Los cinco temas principales de la estética del primer Joyce
Resumimos la clasificación que nos ofrece Eco[16] sobre la estética de Stephen. Nos detendremos algo más en los puntos dos y cinco, que me parece que guardan una conexión particular, concretamente entre la impersonalidad de la obra y la interpretación que hace Stephen de la claritas tomista, para alumbrar su concepto de epifanía.
Primero. La subdivisión del arte en los tres géneros: lírico, épico y dramático. La discusión sobre géneros es bastante escolástica y procede de Aristóteles. La novedad es que Stephen la desarrolla de manera ascendente, de tal manera que la forma dramática sería para Joyce la verdadera forma de arte.
Segundo. La objetividad y la impersonalidad de la obra. Cuando elabora esta teoría ya conoce concepciones bastante próximas, sobre todo de Mallarmé, aunque se diferencia de ésta en cuanto en Joyce la obra aspira a ser el sucedáneo de la vida y no el medio hacia una vida perfeccionada. Mallarmé, más platónico, está interesado por la ausencia. Joyce es, en cambio, más aristotélico, le interesa sobre todo la presencia. Pero también encontramos en este punto una sintonía con Baudelaire, con Flaubert –cuyos comentarios sobre Madame Bovary, donde el artista es presentado como el Dios de la creación, invisible pero todopoderoso, tienen algo más que un aire de familia–, incluso con el compatriota Yeats, con el que tendría a los 20 años uno de los más comentados encuentros literarios. En definitiva, está claro que responde a una idea extendida en su época, que será posteriormente sistematizada por Pound y Eliot.
A esto se sumarían las influencias de las formulaciones estéticas de Santo Tomás que, siendo medievales, no podían ir en la línea de expresar la personalidad del artista sino todo lo contrario. La obra, como objeto bello, expresaba su propia legalidad y no la de su artífice[17]. Pero no cabe duda que Joyce utiliza las influencias a su antojo, como venimos subrayando, y buena prueba de ello la encontramos en la conversación con Lynch cuando Stephen se dispone a hablar del papel del artista, precisando entonces que necesita una nueva terminología inexistente en el corpus escolástico.

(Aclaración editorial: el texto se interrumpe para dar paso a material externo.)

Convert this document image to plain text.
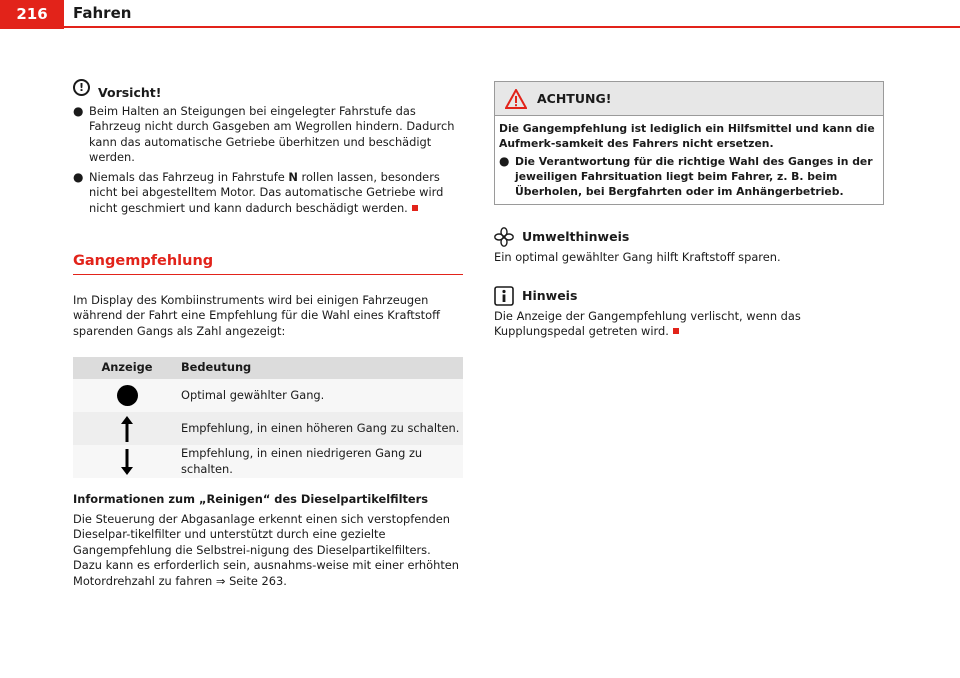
216	Fahren
!	Vorsicht!
● Beim Halten an Steigungen bei eingelegter Fahrstufe das Fahrzeug nicht durch Gasgeben am Wegrollen hindern. Dadurch kann das automatische Getriebe überhitzen und beschädigt werden.

● Niemals das Fahrzeug in Fahrstufe N rollen lassen, besonders nicht bei abgestelltem Motor. Das automatische Getriebe wird nicht geschmiert und kann dadurch beschädigt werden.

Gangempfehlung

Im Display des Kombiinstruments wird bei einigen Fahrzeugen während der Fahrt eine Empfehlung für die Wahl eines Kraftstoff sparenden Gangs als Zahl angezeigt:

Anzeige	Bedeutung
	Optimal gewählter Gang.
	Empfehlung, in einen höheren Gang zu schalten.
	Empfehlung, in einen niedrigeren Gang zu schalten.
Informationen zum „Reinigen“ des Dieselpartikelfilters

Die Steuerung der Abgasanlage erkennt einen sich verstopfenden Dieselpar-tikelfilter und unterstützt durch eine gezielte Gangempfehlung die Selbstrei-nigung des Dieselpartikelfilters. Dazu kann es erforderlich sein, ausnahms-weise mit einer erhöhten Motordrehzahl zu fahren ⇒ Seite 263.

ACHTUNG!

Die Gangempfehlung ist lediglich ein Hilfsmittel und kann die Aufmerk-samkeit des Fahrers nicht ersetzen.

● Die Verantwortung für die richtige Wahl des Ganges in der jeweiligen Fahrsituation liegt beim Fahrer, z. B. beim Überholen, bei Bergfahrten oder im Anhängerbetrieb.

Umwelthinweis

Ein optimal gewählter Gang hilft Kraftstoff sparen.

Hinweis

Die Anzeige der Gangempfehlung verlischt, wenn das Kupplungspedal getreten wird.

Tercero. La autonomía del arte. Aquí Eco vuelve a insistir en su tesis. Stephen hace pasar una teoría moderna del arte por el arte a través de las fórmulas de Santo Tomás. Un ropaje que deja en realidad de lado aspectos básicos del mundo medieval que, además de no distinguir arte y artesanía, tiene una visión unitaria y jerarquizada, donde la belleza de la obra está ligada tanto a su calidad formal como a su finalidad.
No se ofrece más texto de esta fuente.